Fanny Le Bonhomme: “Psychiatry and society in the German Democratic Republic. Stories of patients from the Charité Psychiatry and Neurology Clinic (East Berlin, 1960–1968)”
Charité Hospital in Berlin, psychiatric clinic (photograph taken on 11 January 1950 by Heinz Funck, located at the Bundesarchiv, Bild 183-S91935 / CC-BY-SA 3.0, Aufn. Illus Funck 5025-50 (3) Mlk 11.1.50)

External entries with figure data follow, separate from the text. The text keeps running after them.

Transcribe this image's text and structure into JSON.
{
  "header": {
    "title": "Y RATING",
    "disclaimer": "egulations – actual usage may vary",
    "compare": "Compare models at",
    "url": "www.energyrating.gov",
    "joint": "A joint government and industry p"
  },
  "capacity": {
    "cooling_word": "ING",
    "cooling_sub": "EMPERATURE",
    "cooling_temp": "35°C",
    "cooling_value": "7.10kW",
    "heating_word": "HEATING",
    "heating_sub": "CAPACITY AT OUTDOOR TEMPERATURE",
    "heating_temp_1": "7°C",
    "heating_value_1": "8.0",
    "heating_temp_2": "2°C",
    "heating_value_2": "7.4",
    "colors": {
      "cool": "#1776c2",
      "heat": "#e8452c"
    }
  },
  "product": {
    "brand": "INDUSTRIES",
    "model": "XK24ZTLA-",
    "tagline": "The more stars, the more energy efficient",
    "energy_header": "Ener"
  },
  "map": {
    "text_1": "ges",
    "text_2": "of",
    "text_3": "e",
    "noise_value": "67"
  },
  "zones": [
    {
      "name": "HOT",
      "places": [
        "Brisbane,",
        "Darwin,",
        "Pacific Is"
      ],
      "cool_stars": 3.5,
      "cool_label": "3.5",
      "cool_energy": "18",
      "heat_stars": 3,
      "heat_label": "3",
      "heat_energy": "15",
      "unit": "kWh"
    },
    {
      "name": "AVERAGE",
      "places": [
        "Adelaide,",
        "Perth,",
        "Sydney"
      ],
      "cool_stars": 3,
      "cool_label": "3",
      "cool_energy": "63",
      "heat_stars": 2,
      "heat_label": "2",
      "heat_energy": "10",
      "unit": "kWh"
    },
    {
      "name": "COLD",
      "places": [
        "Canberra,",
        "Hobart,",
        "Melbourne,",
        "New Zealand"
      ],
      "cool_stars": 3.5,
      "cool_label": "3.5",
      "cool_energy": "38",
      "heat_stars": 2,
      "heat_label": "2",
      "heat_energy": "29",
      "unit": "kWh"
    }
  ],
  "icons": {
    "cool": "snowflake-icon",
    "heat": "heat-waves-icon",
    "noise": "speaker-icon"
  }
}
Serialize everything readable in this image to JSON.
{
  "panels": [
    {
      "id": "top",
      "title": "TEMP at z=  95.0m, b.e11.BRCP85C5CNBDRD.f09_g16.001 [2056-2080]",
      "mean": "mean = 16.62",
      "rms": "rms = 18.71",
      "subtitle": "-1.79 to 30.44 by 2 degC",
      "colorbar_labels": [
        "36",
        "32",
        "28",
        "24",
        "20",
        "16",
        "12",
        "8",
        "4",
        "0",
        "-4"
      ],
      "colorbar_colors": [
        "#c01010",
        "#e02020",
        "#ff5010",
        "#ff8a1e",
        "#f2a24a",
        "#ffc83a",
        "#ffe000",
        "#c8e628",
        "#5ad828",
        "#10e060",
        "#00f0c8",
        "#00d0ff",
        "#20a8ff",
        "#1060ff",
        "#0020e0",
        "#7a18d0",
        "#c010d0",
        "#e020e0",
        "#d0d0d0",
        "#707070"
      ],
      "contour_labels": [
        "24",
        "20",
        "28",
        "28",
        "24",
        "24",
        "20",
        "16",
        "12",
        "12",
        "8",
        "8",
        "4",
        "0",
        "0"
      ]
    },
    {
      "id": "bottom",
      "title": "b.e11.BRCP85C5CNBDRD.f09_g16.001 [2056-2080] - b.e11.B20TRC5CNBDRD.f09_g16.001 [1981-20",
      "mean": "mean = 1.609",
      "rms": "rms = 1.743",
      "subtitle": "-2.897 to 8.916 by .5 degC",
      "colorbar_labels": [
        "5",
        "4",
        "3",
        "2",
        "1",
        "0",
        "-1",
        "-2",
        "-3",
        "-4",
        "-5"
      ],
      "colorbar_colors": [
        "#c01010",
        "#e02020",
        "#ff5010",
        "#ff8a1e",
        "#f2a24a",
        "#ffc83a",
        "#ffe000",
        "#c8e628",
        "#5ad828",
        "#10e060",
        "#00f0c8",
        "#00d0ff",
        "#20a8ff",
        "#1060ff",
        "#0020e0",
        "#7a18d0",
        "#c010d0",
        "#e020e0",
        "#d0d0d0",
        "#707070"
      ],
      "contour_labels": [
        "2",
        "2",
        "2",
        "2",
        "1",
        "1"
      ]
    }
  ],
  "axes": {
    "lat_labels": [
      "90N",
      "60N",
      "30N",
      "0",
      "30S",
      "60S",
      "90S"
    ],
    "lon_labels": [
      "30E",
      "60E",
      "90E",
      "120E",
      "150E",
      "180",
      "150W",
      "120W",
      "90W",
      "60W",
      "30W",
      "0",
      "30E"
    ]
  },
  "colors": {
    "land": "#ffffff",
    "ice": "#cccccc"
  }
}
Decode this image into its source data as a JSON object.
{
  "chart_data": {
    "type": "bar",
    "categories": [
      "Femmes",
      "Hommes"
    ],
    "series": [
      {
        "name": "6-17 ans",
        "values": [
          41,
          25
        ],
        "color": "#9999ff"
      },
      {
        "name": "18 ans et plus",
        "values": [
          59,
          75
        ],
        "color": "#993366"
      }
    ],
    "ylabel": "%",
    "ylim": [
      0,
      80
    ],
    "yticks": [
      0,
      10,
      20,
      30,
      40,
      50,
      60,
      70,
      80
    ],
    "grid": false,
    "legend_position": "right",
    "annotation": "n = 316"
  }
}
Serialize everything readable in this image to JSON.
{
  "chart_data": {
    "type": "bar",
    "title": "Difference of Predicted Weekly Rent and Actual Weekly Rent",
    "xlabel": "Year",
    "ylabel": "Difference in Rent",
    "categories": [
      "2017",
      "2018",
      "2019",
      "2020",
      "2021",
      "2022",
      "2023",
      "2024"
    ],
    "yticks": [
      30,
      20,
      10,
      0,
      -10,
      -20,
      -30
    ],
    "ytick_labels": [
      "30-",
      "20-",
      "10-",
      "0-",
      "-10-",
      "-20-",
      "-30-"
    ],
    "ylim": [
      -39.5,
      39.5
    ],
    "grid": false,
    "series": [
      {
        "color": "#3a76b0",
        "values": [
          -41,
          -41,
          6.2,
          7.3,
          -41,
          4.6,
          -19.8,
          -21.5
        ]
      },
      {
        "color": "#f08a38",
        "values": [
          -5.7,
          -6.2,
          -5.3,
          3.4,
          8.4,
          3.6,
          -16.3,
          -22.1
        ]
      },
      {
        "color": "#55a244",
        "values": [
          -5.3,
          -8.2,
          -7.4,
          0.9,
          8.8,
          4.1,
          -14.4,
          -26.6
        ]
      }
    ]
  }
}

The patients of the Charité Psychiatry and Neurology clinic (East-Berlin, GDR) during the 1960s are at the center of this study. While taking into account the interpretation provided by the medical discourse, this research aims at reconstructing the experiences and the trajectories of these individuals by inscribing them in the context of the socialist society. Relying on patients’ records – these records being the main source of this study – the goal of this research is to reach a better understanding of underlying tensions in the socialist society in relation to the political and ideological context. As these sources show, when they talk to the therapist, patients can speak according to rules which differ from the rules implemented in the socialist society. Because they may contain traces of speeches that would usually be silenced as a result of censorship or self-censorship, or of the unspeakable, shameful or delirious nature of this speech, the patients’ records prove to be a valuable source for the historian. From marital tensions caused by ideological disagreements to the inner conflicts of an “ardent marxist”, from the pain triggered by the exclusion from the party to the pain caused by the construction of the Berlin Wall, from the “reuniting delirium” to the delusions according to which the West appears as a threat, the individual and singular experiences of the patients allow to reconstruct, through a microhistorical approach, certain tensions inherent to the working of the socialist society.
The thesis was defended on 29 January at the University Rennes 2 (France).
Fanny Le Bonhomme is a post-doctoral researcher at the Centre Marc Bloch (Berlin) and at the Centre for Contemporary History Potsdam (Zentrum für zeithistorische Forschung).